View from the Bridge: 68

by John Morrison


Contents


68: High horse



We hear that Pakistan has joined India as élite members of the Nuclear Club. It's a headache for the West: what do these developing countries need nuclear weapons for ? They're just not accustomed to handling deadly warheads. They might start pointing them at each other, just for a laugh, and set one off accidentally. Nuclear weapons? Best leave them to the big boys, eh, lads? People who can take the prospect of global meltdown more comfortably in their stride.

Some folk can't sleep at night for worry. Green Man, for one: tireless keeper of the ecological flame here in Milltown. Having taken the troubles of the world onto his shoulders, he hasn't much time for levity. His confident assertion - "I have as good a sense of humour as the next man" - reveals either a man blessed with no sense of humour whatsoever, or a man standing uncomfortably close to Ian Paisley.

There's no doubt about it: our poor, battered, beleaguered world needs all the help it can get. If God really has given us custody of the planet, then we should be expecting a knock on the door any day now from a team of celestial social workers. Our lame and shame-faced excuses - "I don't know, maybe the earth slipped and fell, these things happen..." - will fool nobody. Look after the planet? Most of us find it hard enough to look after a goldfish ...

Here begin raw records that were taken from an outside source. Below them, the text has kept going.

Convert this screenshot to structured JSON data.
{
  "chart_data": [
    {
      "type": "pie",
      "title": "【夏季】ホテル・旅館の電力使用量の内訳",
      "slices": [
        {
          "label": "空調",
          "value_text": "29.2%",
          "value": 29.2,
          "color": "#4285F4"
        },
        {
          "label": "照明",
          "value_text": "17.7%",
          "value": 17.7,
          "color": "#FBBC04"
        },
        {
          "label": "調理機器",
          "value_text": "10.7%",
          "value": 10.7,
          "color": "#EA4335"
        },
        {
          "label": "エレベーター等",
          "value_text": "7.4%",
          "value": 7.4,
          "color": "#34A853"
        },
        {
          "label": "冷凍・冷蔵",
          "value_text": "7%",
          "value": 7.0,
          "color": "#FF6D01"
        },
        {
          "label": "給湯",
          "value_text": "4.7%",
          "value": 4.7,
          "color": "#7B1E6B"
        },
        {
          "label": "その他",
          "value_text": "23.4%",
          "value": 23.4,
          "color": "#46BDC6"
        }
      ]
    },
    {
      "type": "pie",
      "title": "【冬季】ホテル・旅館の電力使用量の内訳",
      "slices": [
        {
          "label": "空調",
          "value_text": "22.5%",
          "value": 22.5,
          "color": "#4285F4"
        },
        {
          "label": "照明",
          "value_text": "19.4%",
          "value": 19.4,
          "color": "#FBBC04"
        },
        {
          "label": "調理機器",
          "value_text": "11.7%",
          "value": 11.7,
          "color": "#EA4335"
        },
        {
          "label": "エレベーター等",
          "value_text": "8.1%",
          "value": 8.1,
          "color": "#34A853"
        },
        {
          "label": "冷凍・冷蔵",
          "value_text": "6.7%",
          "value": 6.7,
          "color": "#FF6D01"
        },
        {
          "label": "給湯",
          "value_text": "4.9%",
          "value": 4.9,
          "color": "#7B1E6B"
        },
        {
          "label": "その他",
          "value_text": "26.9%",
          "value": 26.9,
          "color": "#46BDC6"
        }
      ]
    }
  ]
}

Those who wantonly despoil the planet deserve all our anger and disdain. So we really should be giving Green Man a fraternal pat on the back for being so concerned, so single-minded and so incontrovertibly right . There's a fine line, however, between doing the right thing and being a complete pain in the neck, and it's a line he oversteps rather too often.

He like to thinks of himself as caring and open-minded. But political allegiance is circular, and those who embrace the far left and far right occupy more common ground than they would care to admit. In the great census of life they do seem to be ticking a lot of the same boxes. Though the Grievous Bodily Arms is the sort of pub that makes him shudder with distaste, his entrenched attitudes and hectoring voice would not seem out of place in Milltown's own den of iniquity. The pub regulars, quick to acknowledge stubborn intransigence when they see it, would immediately recognise him as one of their own, and move aside, with grudging respect, to give him standing room at the bar.

You can't knock Green Man's ideals; it's just a shame he has the demeanour of a pub bore. He feels obliged to bang on interminably about whatever is bothering him this week, taking as the text of his sermonising the well-know aphorism: 'Think globally, act pompously'.

Old habits die hard. Green Man steadfastly refuses to buy South African grapes, for example. It's not a hard decision to make: there's still that awful South African accent, loaded with years of unmerited privilege and, in any case, he doesn't much care for grapes. He won't buy products from countries with repressive regimes and a poor record on human rights. So it's just an unfortunate accident of birth that he lives in Britain: a country which long ago took a swarm of rampaging locusts as a convenient template when framing its foreign policy. Green Man won't buy washing-up liquids that contain detergents or, indeed, any other ingredients that actually get the pots clean. It's not a problem for him, since his punishing schedule precludes anything as mundane as washing up.

You wish he'd relax now and again, and maybe let someone else have a turn at carrying the planet. But there's no room for complacency, he insists, while we face the threat of global warming. They say that towns such as Peterborough and Grantham could be lost beneath the flood-water, and that Milltown would become a coastal resort blessed with a Meditteranean-type climate, where orange and lemon trees would add welcome splashes of colour to the gaunt gritstone landscape. Problem? What problem?

Green Man issues long-winded, ten-page press releases about the depletion of our deciduous woodlands. He's prepared to turn out, at a moment's notice, to campaign on the pressing issues of the day, but is always too busy to apply that second coat of Artex to the back bedroom. He'll offer his free-range opinions on everything from acid rain to the closing of Milltown's public toilets. His convictions, at least, seem infinitely sustainable.